Menzel and D'Aluisio suggested this may be because people in the developing world are forced to think more strategically about what they eat due to economic factors. Whereas 60 to 80 percent of the income of a family from a developing country is spent on food, only 20 percent of the income of a family from the non-developing world is set aside for groceries.

"But what is that 20 percent spent on?" D'Aluisio asked.

Menzel said that even in the developed world, many people never have the economic stability to be able to consider what is in the packaged food they are eating. He went on to tell a story about a nurse and mother in Mexico who said she didn't think stores would sell Coca-Cola if there wasn't something healthy in it. D'Aluisio then talked about a truck driver from the United States who attempted to integrate fresh vegetables into his diet but reverted to what he called "normal food" packaged, highly-processed food because healthy food was too expensive.

The pair was also intrigued by the contradictory needs of people from developed and developing countries.

"It's interesting to watch people in the Western world have trouble bringing physical activity back into their lives, while in the developing world, the earth has to be tilled and tended to in order to bring food back to the family," Menzel said.

Lebanon High School seniors who attended the lecture with their environmental science class observed the paradox of processed foods in developed and developing countries.

"I was surprised to see how American processed food has infiltrated other countries," Lucy Bergwall, a senior at Lebanon High School, said after the lecture. "In the Upper Valley, we're trying to return to our roots [naturally grown food]. Only now are we realizing that we need to revert.

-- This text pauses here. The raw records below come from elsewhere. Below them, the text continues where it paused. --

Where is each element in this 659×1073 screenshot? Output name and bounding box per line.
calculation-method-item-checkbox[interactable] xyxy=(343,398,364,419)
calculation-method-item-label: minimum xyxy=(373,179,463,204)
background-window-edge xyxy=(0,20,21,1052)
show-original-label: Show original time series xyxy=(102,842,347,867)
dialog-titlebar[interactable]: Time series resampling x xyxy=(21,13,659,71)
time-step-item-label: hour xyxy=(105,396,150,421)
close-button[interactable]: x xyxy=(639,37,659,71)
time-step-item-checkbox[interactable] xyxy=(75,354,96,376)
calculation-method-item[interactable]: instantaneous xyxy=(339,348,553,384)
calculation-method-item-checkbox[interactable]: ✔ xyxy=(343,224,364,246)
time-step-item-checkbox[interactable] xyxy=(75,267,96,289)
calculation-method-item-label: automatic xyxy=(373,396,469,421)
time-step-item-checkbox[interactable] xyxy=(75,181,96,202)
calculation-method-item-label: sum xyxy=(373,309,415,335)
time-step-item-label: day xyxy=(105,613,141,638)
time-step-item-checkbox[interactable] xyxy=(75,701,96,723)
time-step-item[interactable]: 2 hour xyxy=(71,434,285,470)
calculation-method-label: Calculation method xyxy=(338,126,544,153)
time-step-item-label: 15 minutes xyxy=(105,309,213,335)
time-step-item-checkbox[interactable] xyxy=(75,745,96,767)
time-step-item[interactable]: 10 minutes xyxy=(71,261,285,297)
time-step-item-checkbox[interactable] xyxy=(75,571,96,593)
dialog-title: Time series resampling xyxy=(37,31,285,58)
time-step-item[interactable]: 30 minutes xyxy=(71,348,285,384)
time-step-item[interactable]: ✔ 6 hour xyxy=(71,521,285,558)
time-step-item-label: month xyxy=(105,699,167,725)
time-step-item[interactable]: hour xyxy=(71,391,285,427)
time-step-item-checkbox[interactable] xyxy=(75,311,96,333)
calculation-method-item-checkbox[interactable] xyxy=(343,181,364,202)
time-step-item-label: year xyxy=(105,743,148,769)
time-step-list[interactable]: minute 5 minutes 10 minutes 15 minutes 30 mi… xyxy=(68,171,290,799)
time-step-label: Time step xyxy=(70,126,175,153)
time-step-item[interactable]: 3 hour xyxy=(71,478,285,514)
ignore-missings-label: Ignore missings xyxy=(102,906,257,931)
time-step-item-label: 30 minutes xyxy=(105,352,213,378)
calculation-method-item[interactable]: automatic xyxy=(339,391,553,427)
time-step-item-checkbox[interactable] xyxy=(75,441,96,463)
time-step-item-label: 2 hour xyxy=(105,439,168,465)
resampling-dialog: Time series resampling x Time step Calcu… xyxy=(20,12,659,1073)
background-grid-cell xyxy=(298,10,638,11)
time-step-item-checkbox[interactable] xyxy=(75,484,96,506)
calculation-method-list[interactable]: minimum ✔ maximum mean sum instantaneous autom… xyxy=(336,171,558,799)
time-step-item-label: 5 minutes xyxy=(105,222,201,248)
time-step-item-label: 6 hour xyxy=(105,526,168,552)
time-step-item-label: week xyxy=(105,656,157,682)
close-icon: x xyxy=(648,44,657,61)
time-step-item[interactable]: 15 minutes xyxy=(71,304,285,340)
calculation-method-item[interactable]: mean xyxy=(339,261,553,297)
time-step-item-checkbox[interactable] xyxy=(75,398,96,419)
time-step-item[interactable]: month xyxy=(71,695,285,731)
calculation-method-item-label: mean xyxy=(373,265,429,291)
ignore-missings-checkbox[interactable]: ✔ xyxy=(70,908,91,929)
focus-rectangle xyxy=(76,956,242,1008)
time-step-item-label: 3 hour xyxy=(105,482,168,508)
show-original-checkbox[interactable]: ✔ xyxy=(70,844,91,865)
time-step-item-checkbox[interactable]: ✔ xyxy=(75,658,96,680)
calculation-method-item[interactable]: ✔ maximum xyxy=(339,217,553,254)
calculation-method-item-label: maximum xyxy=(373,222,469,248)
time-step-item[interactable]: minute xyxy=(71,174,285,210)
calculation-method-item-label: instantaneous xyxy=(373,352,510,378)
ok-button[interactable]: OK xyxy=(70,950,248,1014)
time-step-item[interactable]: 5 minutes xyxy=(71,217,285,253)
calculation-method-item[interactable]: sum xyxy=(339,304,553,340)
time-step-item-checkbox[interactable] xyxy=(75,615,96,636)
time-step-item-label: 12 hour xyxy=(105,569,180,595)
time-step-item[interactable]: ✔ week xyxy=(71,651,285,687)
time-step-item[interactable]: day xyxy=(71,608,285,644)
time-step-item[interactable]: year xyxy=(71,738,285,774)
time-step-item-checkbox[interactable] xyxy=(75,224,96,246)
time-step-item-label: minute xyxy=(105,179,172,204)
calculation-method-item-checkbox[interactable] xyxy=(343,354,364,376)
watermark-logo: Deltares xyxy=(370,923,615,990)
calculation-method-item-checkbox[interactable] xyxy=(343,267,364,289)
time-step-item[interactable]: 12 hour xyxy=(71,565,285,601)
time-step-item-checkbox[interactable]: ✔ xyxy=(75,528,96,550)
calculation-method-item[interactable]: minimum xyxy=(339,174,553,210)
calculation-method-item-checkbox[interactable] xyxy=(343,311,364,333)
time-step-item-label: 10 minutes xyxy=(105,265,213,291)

We need to prevent the spread of processed food to developing countries."

In the question and answer part of the program, Menzel and D'Aluisio talked about a similar lecture they gave as keynote speakers to a group of executives at Kraft, including the CEO.

"We won't change our lectures for anyone, no matter how much they are willing to pay us," D'Aluisio said. "But the first question that we got after our presentation from those businessmen was, How do we get into those [impoverished] markets?' Peter and I just turned and looked at each other."

Menzel an award winning photographer whose portraits have been featured in magazines such as Life, Time and National Geographic and D'Aluisio, a television news producer turned journalist, have authored several other books on other topics, according to their website.